The taxome is the sum of all the described species and higher groups such as genera, families, phyla of all life, or the sum of all valid taxa. The documenting of all this biodiversity is still very incomplete.

Many organisms have already been documented (it is guessed that around 1-2 million species have been described — see Species Inventory in biodiversity article), but probably around nine-tenths of existing species have never been described, and those that have been described may have been redescribed, many times, under different names. Thus, the state of the science of taxonomy (the systematic organization of life) is somewhat confused.

The system of Linnean nomenclature (named after the 18th century Swedish pioneer Carl Linnaeus) is such that, in principle, the correct scientific name of all organisms described could be adjudicated, by means of historical priority. However, the names of many organisms are published in such obscure books and journals that very little of this information is available to most people.
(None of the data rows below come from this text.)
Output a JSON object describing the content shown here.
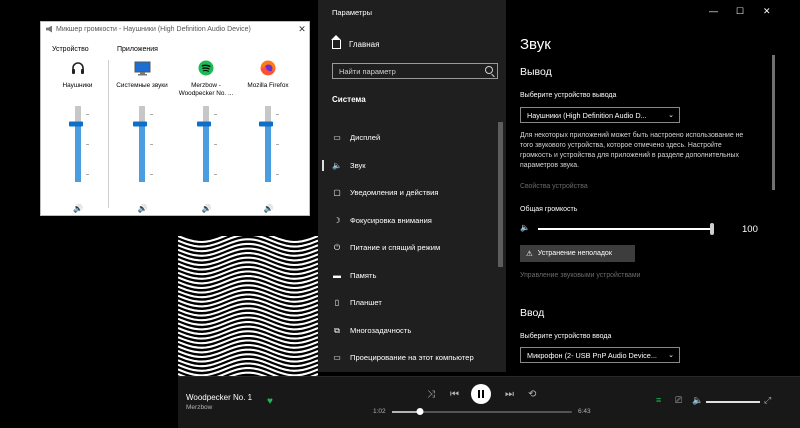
{
  "mixer": {
    "title": "Микшер громкости - Наушники (High Definition Audio Device)",
    "close": "✕",
    "device_header": "Устройство",
    "apps_header": "Приложения",
    "channels": [
      {
        "label": "Наушники",
        "icon": "headphones-icon",
        "level": 0.76
      },
      {
        "label": "Системные звуки",
        "icon": "system-sounds-icon",
        "level": 0.76
      },
      {
        "label": "Merzbow - Woodpecker No. ...",
        "icon": "spotify-icon",
        "level": 0.76
      },
      {
        "label": "Mozilla Firefox",
        "icon": "firefox-icon",
        "level": 0.76
      }
    ],
    "speaker_glyph": "🔊"
  },
  "settings": {
    "window_title": "Параметры",
    "controls": {
      "minimize": "—",
      "maximize": "☐",
      "close": "✕"
    },
    "home": "Главная",
    "search_placeholder": "Найти параметр",
    "section": "Система",
    "nav": [
      {
        "label": "Дисплей",
        "icon": "display-icon",
        "glyph": "▭"
      },
      {
        "label": "Звук",
        "icon": "speaker-icon",
        "glyph": "🔈",
        "selected": true
      },
      {
        "label": "Уведомления и действия",
        "icon": "notifications-icon",
        "glyph": "▢"
      },
      {
        "label": "Фокусировка внимания",
        "icon": "focus-assist-icon",
        "glyph": "☽"
      },
      {
        "label": "Питание и спящий режим",
        "icon": "power-icon",
        "glyph": "⏻"
      },
      {
        "label": "Память",
        "icon": "storage-icon",
        "glyph": "▬"
      },
      {
        "label": "Планшет",
        "icon": "tablet-icon",
        "glyph": "▯"
      },
      {
        "label": "Многозадачность",
        "icon": "multitasking-icon",
        "glyph": "⧉"
      },
      {
        "label": "Проецирование на этот компьютер",
        "icon": "projecting-icon",
        "glyph": "▭"
      }
    ],
    "page_title": "Звук",
    "output_header": "Вывод",
    "output_select_label": "Выберите устройство вывода",
    "output_device": "Наушники (High Definition Audio D...",
    "output_desc": "Для некоторых приложений может быть настроено использование не того звукового устройства, которое отмечено здесь. Настройте громкость и устройства для приложений в разделе дополнительных параметров звука.",
    "device_props_link": "Свойства устройства",
    "master_volume_label": "Общая громкость",
    "master_volume": 100,
    "troubleshoot_button": "Устранение неполадок",
    "manage_devices_link": "Управление звуковыми устройствами",
    "input_header": "Ввод",
    "input_select_label": "Выберите устройство ввода",
    "input_device": "Микрофон (2- USB PnP Audio Device...",
    "dropdown_chevron": "⌄"
  },
  "player": {
    "track": "Woodpecker No. 1",
    "artist": "Merzbow",
    "current_time": "1:02",
    "total_time": "6:43",
    "progress": 0.154,
    "volume": 1.0,
    "accent": "#1db954",
    "glyphs": {
      "heart": "♥",
      "shuffle": "⤨",
      "prev": "⏮",
      "next": "⏭",
      "repeat": "⟲",
      "queue": "≡",
      "devices": "⎚",
      "volume": "🔈",
      "fullscreen": "⤢"
    }
  }
}
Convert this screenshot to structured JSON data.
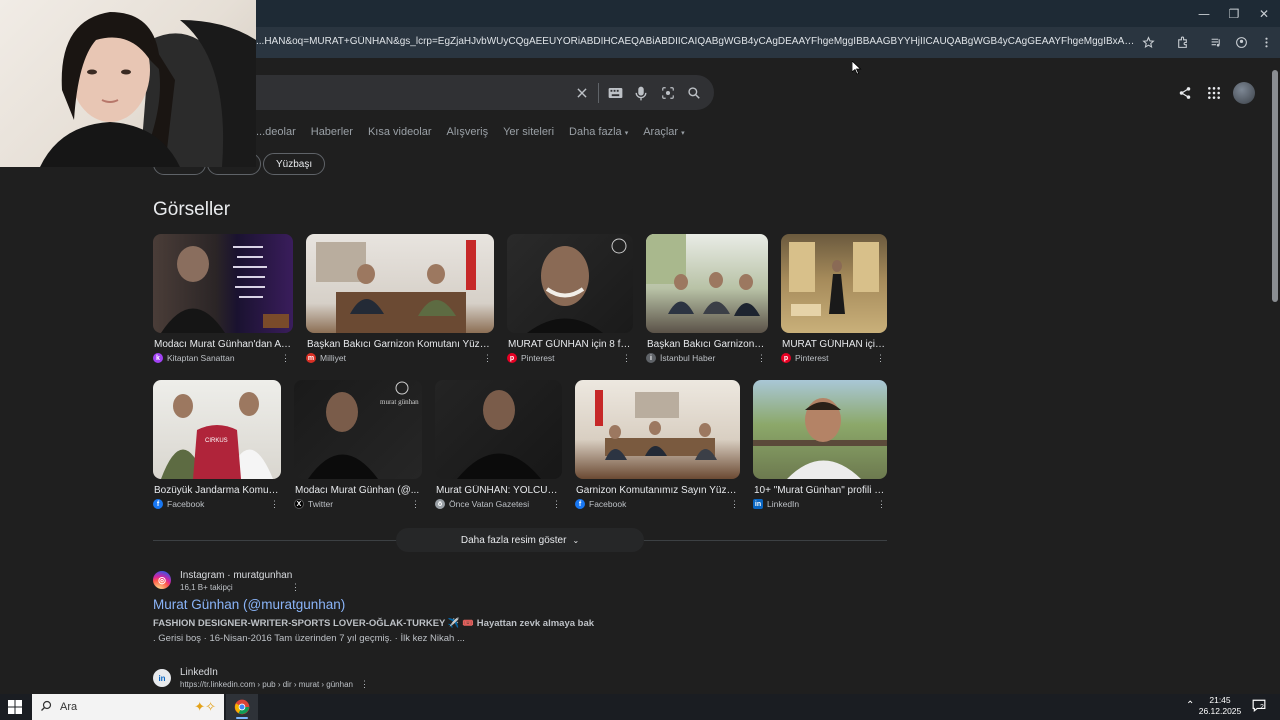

Thus, not only do we have little idea how many species there are, but we are even ignorant of the number of supposedly known species that have been described.

However, the situation is not as bad as it is sometimes painted. The sum total of all existing taxonomic and nomenclatural documentation of living things is not large by today's data-rich standards. We know where the books and journals are where species might have been described. We simply need to put in the work to make the text and graphics of species descriptions available in databases, particularly electronic databases. In many groups, species are poorly known, but it is now rare to discover a major undetected phylum or family, so coverage of the kinds of diversity of life is probably good, even if all species are not described. Most of the undiscovered groups are probably reasonably closely related to something we have described. Thus if we could document the existing knowledge, we would have a useful, albeit somewhat pixellated map of the diversity of life.

Just as a sequenced genome of an organism is a map of its DNA, a database documenting the complete taxome would form a map of the described biodiversity of the entire planet. Existing projects are mapping the positions of moons, planets and stars in the universe, as well as the physical geography of our own planet, and the genomes of selected organisms. Projects are now being set up to take advantage of information technology to document and make available the entire body of taxonomy on line. When this information becomes more complete, it should be possible to link this taxome information to all other information about biology.